Do you remember the recent competition (KTU ACM ICPC Qualification Round 2013)? The better prepared and harder version of it (KTU ACM ICPC Qualification Round 2014) is scheduled on Sunday, Sep 28, 2014, at 12:00 PM.
The onsite contest has taken place today and it was very hard for KTU students. I would give it three stars of complexity but maybe a problem or two might be interesting for Div. 1 participants too.
Please, don't participate, if you have participated in the contest onsite.
Enjoy the contest!
Solution / Secret input
Kaip užsiregistruoti??
To register: go to "Gyms" section, then choose the contest "KTU ACM ICPC Qualification Round 2014", click "register", then enter, and that's it :)
Will there be solutions of the problems?
Yes. I will publish my codes to every problem as soon as possible :)
good job KrK!
Welcome again our favourite rude troll!
Can you explain a little bit about your solution in the problem I?
My solution is to build new weighted directed graph, each vertex contains two elements, they are two vertices of the current graph. After that, for each meeting place M, I will calculate the expected numbers of steps to go from vertex (A,B) to (M,M) in the new graph by solving a system of equations. My total complexity is O(n^7). With your input, my program runs in 1.77s and get TLE because of the time limit is only 1.75s.
Could you reduce the dimension of matrix by merging equivalent states?
Had tests of problem E been changed after contest?
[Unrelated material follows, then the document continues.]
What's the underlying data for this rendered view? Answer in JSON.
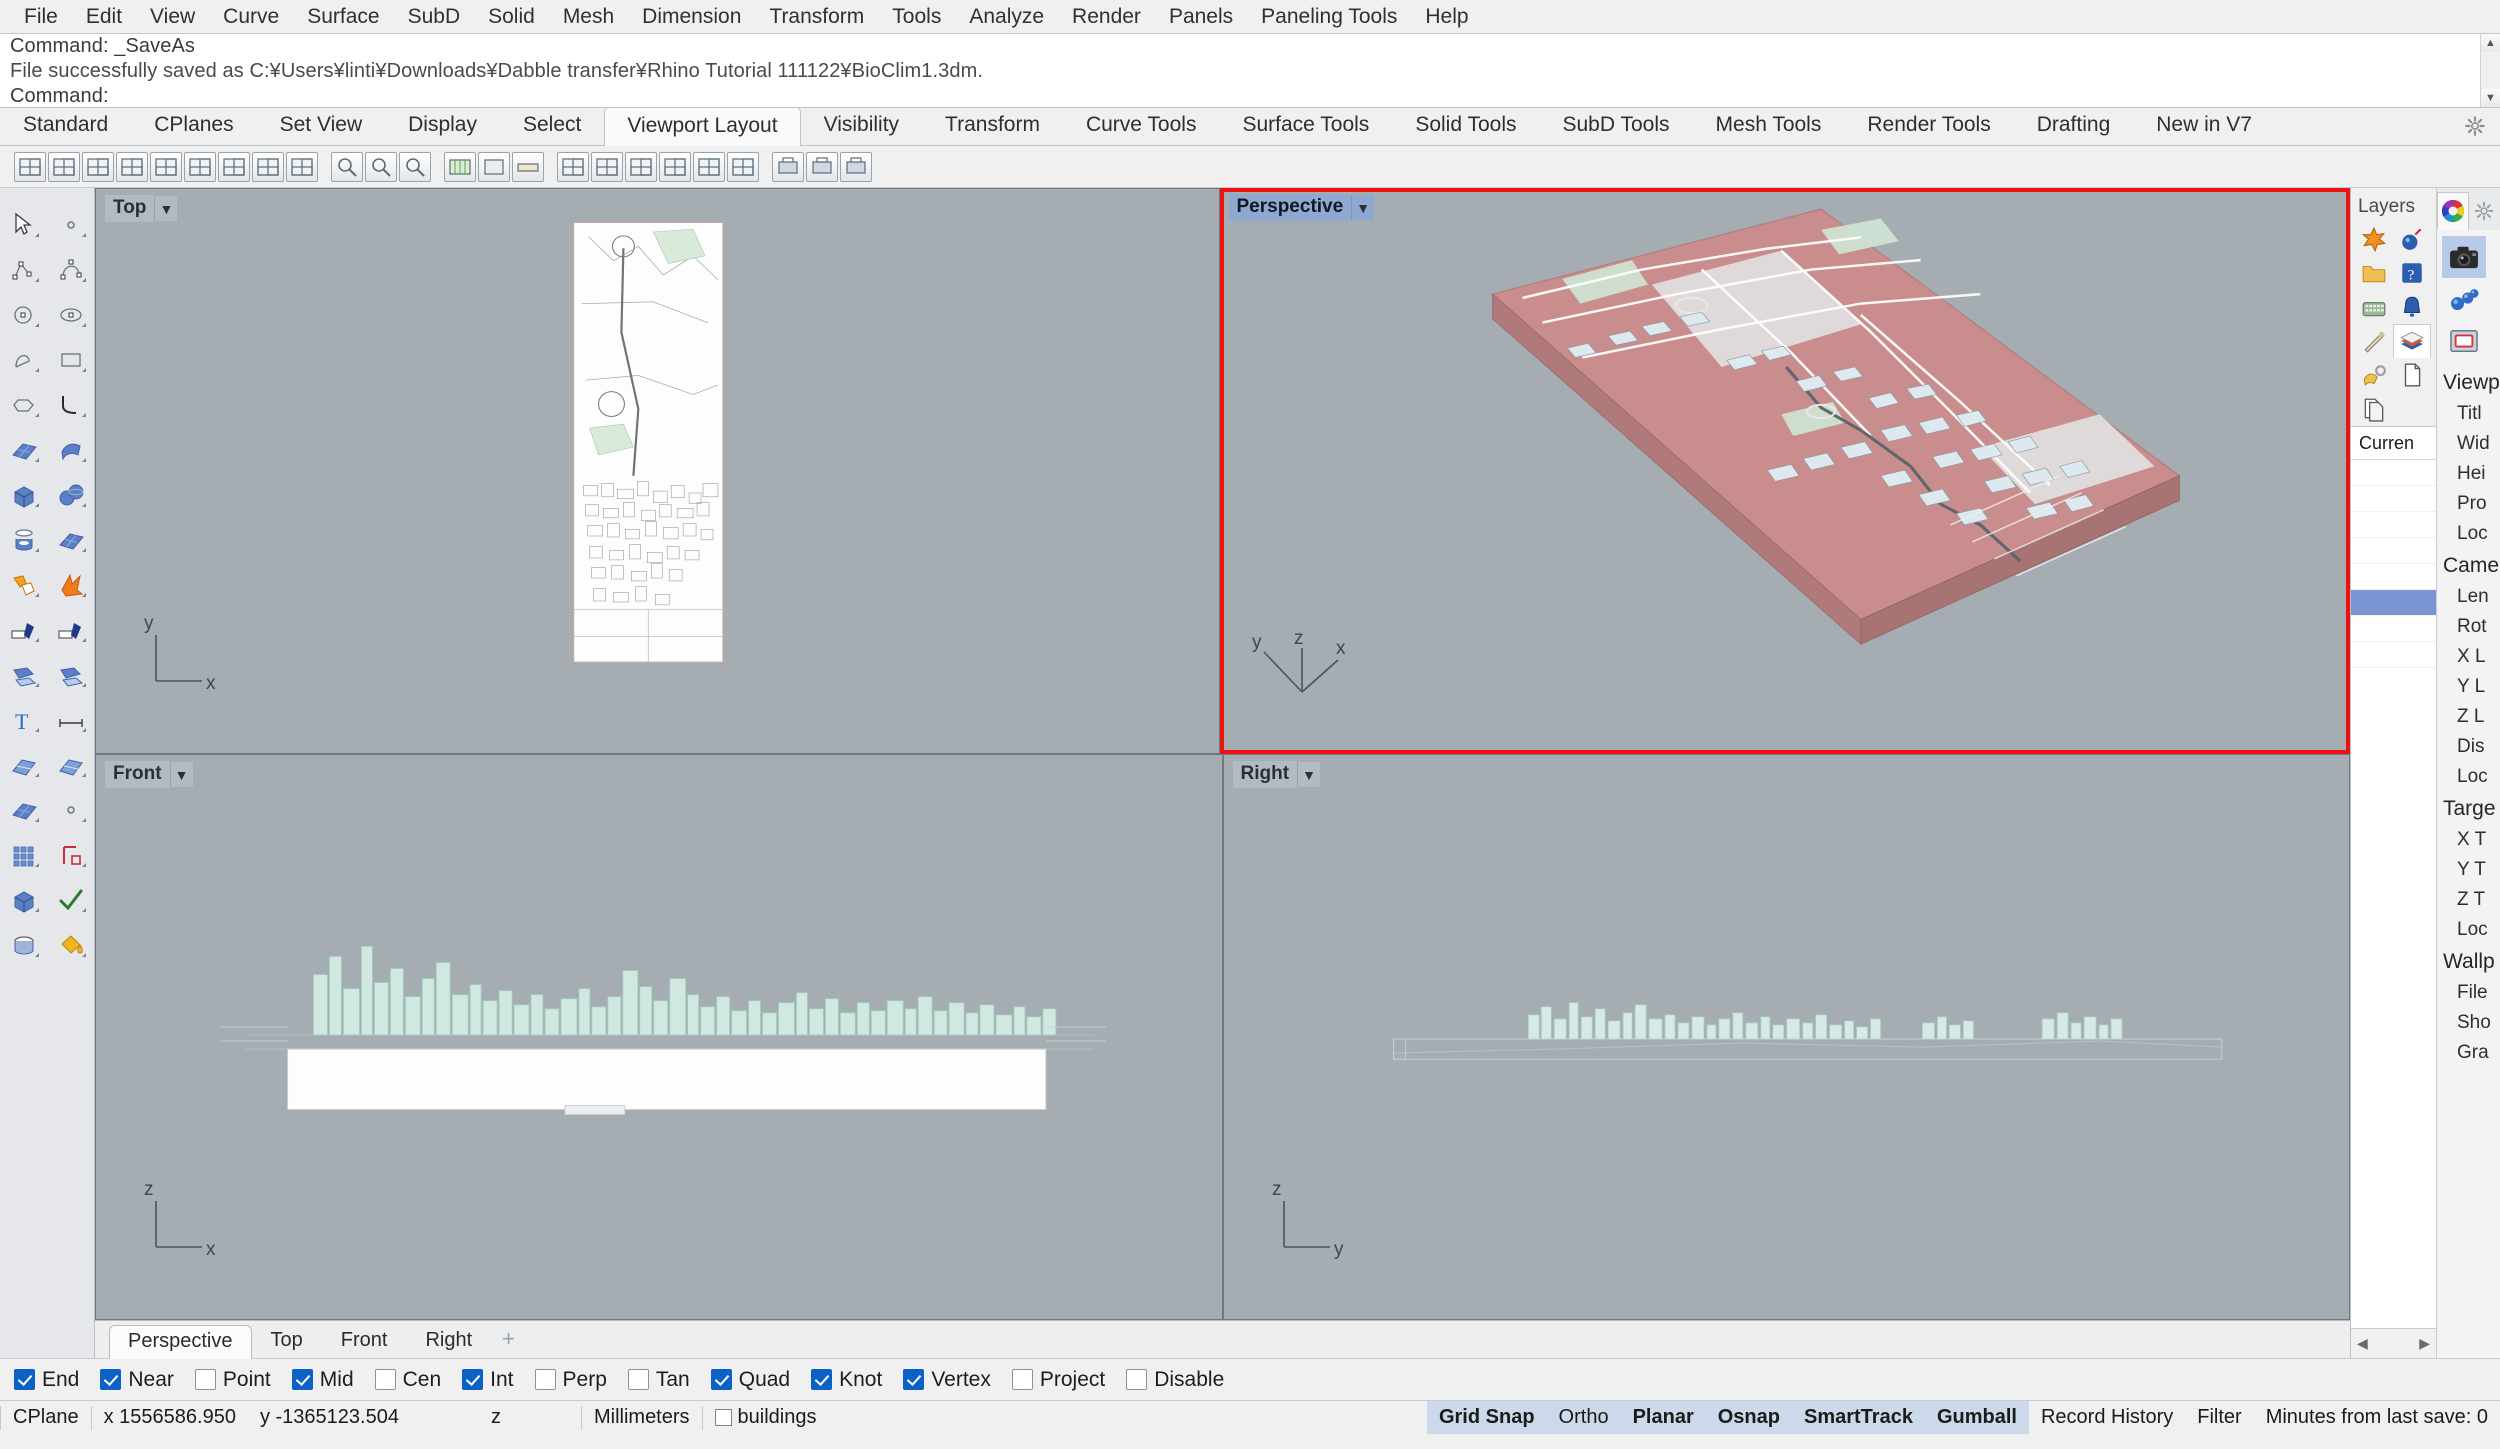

I get TLE using multiset, but found many AC solutions which used multiset or segment tree.
No tests have been changed during the contest or after it.
i think it is impossible
"My code is too slow, so probably tests are broken"
I could not able to get the points
ll d = -Q.top().first;
andQ.push(ii(-work[cand], cand));
in the solution to number A problem while applying dijkstra. Why are we taking the negation. May be it's something simple but I really cannot get it and this has taken away a lot of time.Because C++ priority queue returns maximal, not minimal element when you call top()